Anyway in the current toolbox besides --force-unsafe-io we also have:
- volume or FS snapshots, for similar or better safety but not the automatic performance gains; probably not (yet?) available on most systems

Snapshots only work if there is a way to merge them back afterwards.

What the systemd people are doing with immutable images basically goes in the direction of snapshots -- you'd unpack the files using "unsafe" I/O, then finally create an image, fsync() that, and then update the OS metadata which image to load at boot.
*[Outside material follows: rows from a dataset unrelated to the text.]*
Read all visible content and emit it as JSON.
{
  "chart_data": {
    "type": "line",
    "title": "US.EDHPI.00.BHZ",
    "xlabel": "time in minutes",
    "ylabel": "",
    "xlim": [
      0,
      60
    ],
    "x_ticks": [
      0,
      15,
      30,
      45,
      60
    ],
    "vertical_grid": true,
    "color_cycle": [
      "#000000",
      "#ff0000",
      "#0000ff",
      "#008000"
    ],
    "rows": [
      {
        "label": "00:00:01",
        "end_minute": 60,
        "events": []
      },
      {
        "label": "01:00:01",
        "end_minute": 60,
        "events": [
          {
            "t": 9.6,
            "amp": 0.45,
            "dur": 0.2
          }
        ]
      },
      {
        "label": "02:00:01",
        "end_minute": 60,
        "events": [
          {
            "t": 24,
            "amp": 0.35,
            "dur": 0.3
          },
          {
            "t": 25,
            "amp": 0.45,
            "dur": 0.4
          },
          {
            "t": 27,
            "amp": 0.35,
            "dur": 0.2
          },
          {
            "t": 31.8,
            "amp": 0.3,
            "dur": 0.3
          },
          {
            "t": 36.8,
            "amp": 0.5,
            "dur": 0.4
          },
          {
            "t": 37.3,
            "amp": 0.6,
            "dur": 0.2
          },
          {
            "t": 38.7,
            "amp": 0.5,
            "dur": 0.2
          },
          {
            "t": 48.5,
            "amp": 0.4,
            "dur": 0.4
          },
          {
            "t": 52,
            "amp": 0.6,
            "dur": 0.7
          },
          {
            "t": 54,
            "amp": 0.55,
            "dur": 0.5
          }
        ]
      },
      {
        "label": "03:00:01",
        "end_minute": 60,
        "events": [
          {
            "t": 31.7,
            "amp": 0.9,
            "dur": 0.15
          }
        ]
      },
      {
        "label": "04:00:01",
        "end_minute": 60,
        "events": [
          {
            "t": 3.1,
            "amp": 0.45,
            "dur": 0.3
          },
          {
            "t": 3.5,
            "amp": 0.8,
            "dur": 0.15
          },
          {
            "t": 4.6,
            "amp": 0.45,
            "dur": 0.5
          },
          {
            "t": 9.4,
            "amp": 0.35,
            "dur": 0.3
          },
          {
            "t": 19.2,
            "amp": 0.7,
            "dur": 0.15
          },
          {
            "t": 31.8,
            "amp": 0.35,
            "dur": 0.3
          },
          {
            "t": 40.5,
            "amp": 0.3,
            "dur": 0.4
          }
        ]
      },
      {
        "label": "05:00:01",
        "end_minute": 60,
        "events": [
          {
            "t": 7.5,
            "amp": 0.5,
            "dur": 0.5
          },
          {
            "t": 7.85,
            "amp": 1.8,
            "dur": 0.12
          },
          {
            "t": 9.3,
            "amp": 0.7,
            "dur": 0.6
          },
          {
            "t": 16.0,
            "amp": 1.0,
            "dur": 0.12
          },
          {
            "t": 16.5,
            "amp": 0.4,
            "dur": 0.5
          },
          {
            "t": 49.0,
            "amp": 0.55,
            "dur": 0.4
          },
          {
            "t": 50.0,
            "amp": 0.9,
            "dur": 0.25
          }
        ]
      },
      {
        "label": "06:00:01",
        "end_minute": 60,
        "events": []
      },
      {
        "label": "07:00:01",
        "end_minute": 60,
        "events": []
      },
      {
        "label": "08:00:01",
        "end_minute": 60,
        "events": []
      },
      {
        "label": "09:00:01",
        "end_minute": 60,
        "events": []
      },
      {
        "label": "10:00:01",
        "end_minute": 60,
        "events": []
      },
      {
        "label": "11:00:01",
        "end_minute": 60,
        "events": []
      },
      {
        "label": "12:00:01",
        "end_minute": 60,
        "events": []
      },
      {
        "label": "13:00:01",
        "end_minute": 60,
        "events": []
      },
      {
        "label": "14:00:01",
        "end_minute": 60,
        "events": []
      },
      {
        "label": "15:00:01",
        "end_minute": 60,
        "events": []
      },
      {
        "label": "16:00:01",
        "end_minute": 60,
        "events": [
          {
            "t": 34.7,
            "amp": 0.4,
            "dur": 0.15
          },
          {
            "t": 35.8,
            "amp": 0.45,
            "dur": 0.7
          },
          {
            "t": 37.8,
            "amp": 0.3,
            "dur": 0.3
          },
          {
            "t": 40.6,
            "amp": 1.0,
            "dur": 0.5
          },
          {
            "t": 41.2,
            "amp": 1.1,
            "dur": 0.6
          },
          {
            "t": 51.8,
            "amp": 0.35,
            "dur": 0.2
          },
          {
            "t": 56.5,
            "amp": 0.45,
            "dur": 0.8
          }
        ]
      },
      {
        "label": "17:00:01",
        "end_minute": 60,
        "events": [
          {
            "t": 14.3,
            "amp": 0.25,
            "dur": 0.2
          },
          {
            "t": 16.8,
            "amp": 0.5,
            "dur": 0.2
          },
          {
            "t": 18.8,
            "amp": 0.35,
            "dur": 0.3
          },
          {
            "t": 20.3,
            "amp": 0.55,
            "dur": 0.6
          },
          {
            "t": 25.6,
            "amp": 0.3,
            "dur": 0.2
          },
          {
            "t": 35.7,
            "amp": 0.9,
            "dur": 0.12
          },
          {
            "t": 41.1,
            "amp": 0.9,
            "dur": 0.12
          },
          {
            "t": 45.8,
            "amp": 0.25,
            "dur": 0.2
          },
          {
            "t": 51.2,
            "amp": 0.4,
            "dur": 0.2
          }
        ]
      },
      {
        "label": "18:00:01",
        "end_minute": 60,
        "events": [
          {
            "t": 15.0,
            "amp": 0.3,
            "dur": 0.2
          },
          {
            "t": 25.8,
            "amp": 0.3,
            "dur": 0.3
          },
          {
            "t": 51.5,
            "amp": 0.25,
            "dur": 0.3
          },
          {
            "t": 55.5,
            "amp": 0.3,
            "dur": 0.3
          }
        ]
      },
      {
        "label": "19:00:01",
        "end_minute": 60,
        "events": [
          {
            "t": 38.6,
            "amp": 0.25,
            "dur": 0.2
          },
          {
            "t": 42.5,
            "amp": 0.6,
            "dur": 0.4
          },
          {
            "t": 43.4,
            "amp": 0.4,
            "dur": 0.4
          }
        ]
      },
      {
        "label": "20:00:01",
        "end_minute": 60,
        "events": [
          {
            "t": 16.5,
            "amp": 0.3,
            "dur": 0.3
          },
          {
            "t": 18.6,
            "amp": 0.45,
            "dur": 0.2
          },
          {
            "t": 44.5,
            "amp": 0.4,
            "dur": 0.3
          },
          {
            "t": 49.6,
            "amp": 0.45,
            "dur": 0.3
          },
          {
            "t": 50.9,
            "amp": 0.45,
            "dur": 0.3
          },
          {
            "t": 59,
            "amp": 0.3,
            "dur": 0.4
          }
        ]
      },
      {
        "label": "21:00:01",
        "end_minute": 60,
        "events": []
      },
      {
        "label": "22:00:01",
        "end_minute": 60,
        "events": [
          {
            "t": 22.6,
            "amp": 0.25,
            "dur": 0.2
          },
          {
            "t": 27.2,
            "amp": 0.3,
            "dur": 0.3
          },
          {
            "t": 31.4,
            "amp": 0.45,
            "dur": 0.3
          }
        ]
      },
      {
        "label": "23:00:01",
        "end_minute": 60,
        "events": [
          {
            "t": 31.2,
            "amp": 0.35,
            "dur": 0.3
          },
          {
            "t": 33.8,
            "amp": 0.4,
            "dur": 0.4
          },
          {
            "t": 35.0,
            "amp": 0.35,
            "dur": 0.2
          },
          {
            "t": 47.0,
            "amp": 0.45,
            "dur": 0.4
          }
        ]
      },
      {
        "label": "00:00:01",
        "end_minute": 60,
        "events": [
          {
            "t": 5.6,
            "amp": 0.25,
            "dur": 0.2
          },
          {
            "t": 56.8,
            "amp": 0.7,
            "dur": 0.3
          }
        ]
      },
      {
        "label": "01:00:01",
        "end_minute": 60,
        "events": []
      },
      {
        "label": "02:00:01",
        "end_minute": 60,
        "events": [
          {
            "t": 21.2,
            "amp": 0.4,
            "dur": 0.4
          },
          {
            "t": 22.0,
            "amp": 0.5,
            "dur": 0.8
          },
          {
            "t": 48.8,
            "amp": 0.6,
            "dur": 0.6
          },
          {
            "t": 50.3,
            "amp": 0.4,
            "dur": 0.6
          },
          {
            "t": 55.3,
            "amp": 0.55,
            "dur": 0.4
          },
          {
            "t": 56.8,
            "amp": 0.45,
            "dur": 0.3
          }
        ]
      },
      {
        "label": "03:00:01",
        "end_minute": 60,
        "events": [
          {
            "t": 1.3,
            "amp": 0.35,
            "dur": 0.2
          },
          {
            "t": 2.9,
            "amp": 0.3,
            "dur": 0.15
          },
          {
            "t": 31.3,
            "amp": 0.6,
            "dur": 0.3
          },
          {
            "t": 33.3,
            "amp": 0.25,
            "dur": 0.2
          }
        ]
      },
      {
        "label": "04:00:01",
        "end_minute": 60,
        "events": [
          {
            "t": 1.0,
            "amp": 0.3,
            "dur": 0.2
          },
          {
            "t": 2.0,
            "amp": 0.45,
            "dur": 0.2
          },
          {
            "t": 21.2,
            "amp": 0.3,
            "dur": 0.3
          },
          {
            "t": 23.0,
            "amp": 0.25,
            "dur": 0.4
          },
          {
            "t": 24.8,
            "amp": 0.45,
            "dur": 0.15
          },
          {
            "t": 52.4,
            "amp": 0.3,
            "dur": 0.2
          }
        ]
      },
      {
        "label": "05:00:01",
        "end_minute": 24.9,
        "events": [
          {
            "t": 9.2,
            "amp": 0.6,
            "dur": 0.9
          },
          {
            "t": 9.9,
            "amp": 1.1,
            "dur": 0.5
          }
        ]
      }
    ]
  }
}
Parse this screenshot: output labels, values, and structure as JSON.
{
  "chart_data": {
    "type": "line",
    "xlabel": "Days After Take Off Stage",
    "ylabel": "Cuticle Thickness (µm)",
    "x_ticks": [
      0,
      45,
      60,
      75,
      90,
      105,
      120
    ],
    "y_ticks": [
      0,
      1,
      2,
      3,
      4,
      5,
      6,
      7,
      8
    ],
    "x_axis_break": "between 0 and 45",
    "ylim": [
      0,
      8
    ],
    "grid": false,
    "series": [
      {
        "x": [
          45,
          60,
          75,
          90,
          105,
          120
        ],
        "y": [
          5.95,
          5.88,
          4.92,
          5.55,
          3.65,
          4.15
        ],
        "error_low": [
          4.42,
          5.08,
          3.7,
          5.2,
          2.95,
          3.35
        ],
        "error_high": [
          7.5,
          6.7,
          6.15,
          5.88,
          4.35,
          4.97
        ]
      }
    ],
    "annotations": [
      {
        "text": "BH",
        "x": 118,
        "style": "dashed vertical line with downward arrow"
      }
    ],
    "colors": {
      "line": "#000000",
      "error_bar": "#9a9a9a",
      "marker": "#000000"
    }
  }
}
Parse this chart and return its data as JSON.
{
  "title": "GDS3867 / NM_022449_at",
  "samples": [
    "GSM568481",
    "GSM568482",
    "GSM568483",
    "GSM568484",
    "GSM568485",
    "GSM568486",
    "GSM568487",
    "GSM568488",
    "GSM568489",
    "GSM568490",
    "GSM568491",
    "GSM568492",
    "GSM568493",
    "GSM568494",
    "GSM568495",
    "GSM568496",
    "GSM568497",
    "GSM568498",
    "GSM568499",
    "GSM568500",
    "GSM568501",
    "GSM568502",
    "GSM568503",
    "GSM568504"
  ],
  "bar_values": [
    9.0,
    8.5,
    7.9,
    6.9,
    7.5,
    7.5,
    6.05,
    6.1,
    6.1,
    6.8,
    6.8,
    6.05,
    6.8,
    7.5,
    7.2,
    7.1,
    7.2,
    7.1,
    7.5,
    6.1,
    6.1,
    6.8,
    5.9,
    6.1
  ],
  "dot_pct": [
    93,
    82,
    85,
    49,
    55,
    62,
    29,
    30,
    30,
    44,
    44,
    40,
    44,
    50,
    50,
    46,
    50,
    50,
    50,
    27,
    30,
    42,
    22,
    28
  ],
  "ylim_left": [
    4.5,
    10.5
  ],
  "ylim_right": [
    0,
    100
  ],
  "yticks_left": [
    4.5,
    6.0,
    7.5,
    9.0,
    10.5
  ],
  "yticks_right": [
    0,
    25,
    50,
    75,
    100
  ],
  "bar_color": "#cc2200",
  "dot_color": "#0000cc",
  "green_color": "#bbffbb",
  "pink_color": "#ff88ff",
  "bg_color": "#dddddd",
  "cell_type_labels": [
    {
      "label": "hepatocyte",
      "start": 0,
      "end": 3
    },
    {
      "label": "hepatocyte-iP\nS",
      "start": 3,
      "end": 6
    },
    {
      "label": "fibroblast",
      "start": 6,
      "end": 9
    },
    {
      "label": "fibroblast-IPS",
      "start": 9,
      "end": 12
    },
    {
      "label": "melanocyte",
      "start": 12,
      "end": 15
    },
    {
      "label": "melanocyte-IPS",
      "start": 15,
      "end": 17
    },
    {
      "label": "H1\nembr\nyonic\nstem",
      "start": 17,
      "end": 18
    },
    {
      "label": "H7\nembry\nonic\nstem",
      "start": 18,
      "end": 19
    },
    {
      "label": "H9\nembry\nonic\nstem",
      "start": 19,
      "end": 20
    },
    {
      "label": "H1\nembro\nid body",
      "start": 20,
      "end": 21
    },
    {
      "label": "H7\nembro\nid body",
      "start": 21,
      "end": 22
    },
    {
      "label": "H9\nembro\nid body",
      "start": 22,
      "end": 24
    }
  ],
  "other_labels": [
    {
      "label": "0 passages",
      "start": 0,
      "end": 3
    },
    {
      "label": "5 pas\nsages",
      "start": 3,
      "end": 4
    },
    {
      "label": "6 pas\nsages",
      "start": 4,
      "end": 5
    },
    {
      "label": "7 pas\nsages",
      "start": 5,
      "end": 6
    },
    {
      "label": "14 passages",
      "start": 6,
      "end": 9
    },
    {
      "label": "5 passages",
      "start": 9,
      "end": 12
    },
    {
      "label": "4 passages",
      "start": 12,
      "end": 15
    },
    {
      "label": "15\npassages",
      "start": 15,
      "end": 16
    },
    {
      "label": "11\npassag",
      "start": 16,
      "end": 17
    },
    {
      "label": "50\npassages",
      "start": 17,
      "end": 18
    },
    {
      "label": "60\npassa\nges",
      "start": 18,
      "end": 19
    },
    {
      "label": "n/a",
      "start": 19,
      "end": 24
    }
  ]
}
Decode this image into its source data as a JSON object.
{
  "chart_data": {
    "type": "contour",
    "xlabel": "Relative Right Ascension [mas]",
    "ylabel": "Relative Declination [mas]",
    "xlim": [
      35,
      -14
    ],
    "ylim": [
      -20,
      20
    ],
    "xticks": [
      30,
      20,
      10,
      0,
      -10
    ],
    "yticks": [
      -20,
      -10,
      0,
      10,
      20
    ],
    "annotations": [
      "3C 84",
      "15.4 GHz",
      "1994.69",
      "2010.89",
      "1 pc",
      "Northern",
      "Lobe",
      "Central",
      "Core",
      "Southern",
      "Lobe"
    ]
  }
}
- the auto_da_alloc ext4 mount option that AIUI should do The Right Thing in dpkg's use case even without the fsync, actual reliability and performance impact unknown; appears to be set by default on trixie

Yes, that inserts the missing fsync(). :>

I'd expect it to perform a little bit better than the explicit fsync() though, because that does not impose an order of operation between files. The downside is that it also does not force an order between the file system updates and the rewrite of the dpkg status file.

What I could see working in dpkg would be delaying the fsync() call until right before the rename(), which is in a separate "cleanup" round of operations anyway for the cases that matter. The difficulty there is that we'd have to keep the file descriptor open until then, which would need careful management or a horrible hack so we don't run into the user or system-wide limit for open file descriptors, and recover if we do.

- eatmydata

That just neuters fsync().

- io_uring that allows asynchronous file operations; implementation would require important changes in dpkg; potential performance gains in dpkg's use case are not yet evaluated AFAIK but it looks like the right solution for that use case.

That would be Linux specific, though.

Nowadays, most machines are unlikely to be subject to power failures at the worst time:

Yes, but we have more people running nVidia's kernel drivers now, so it all evens out.

The decision when it is safe to skip fsync() is mostly dependent on factors that are not visible to the dpkg process, like "will the result of this operation be packed together into an image afterwards?", so I doubt there is a good heuristic.

My feeling is that this is becoming less and less relevant though, because it does not matter with SSDs.